Sentencia es un thriller mexicano que critica con un toque de humor negro la violencia intrafamiliar y cierto proceder masculino que por la regularidad con que se practica, se ha tomado como un rasgo común de género. Los tres personajes, abogados de profesión, invitan a darle un vistazo a las relaciones de pareja, a la ética y a una sociedad solapadora, que entre sospechas y ajustes de cuentas aún no ha encontrado buen cauce.

El montaje es el resultado de la perseverancia y el profesionalismo de una actriz que se ha abierto un camino propio fuera del cerco silencioso que levantan los equipos teatrales a partir de sus metas, fobias y simpatías. Periodista, productora y dramaturga, Luz María Meza, autora de la obra, teje con acierto el entramado de una serie de acciones que juegan también a revelar la debilidad de un personaje fuerte.

Premiada este año en el rubro de dramaturgia por la Asociación de Periodistas Teatrales, Sentencia es una obra que además de sostener la expectativa del espectador subraya la inequidad de género en un micro universo donde cada personaje, una experimentada abogada, su joven alumna y un abogado, se vinculan a partir de su profesión y afinidades.

Este thriller otorga al espectador la información necesaria para contar con diversas pistas sobre las motivaciones y estímulos de los personajes, mientras avanza la acción mediante breves giros de tuerca hasta llegar un final doblemente revelador.

Sentencia es una obra que consigue su objetivo, construida con diálogos ágiles y sencillos, sin mayor pretensión que la de plantear una historia que incide en la vida de tres mujeres, con elementos de suspenso y algo de humor negro, y vinculada a un entorno machista del que ningún personaje sale bien librado.

Sobre el breve escenario de un nuevo foro teatral en la colonia Narvarte, cuya fachada trae a la memoria los viejos teatros art déco con carteles iluminados que aluden a una época más glamorosa de este arte, el espectador se encuentra ante la oficina de la licenciada Patricia Gil, con lámparas, cortinas, escritorio y sillas para cada momento.

Licorera roja, perchero, carpetas sobre las mesas decorativas y una pequeña escultura cuyas balanzas en cada brazo apenas se perciben, como si la justicia fuera un objeto de adorno que se desdibuja y cabe en la mano, el espacio laboral de la jefa litigante habla de un personaje formal, metódico, detallista, y con décadas de labor profesional.

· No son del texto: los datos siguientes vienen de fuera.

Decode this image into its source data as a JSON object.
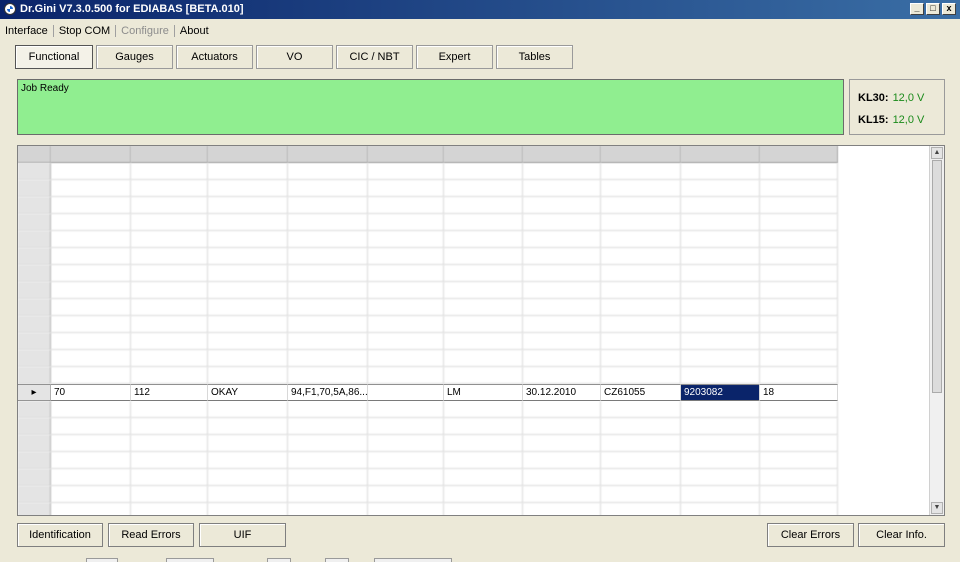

Bajo la dirección de Rocío Carrillo, la puesta en escena abusa de los efectos sonoros y lumínicos de rayos y truenos, a los que el elenco reacciona, cumplidamente, como de seguro les fue marcado, sin que esto aporte algo a la ficción, más allá del estruendo que surge y se elimina súbitamente.

La preocupación mayor de la dirección, además de cuidar mejor el tono, podría haberse concentrado en nutrir con mayores recursos la complejidad interior, especialmente del personaje masculino, a cargo de Enrique Herranz, quien detona el conflicto. La joven actriz Sheyla Ferrera, espontánea y ágil en su papel de aprendiz, consigue generar la comunicación con el personaje de la experimentada abogada, para arribar más tarde y progresivamente al conflicto que las unirá de otra manera. Por su parte, Luz María Meza, quien cumple varias décadas de desarrollarse también en el campo de la locución, interpreta a la licenciada Patricia Gil con el aplomo que le da una trayectoria a favor de la actividad escénica en distintos frentes, desde donde genera una interlocución sencilla, franca y directa con todo tipo de espectadores.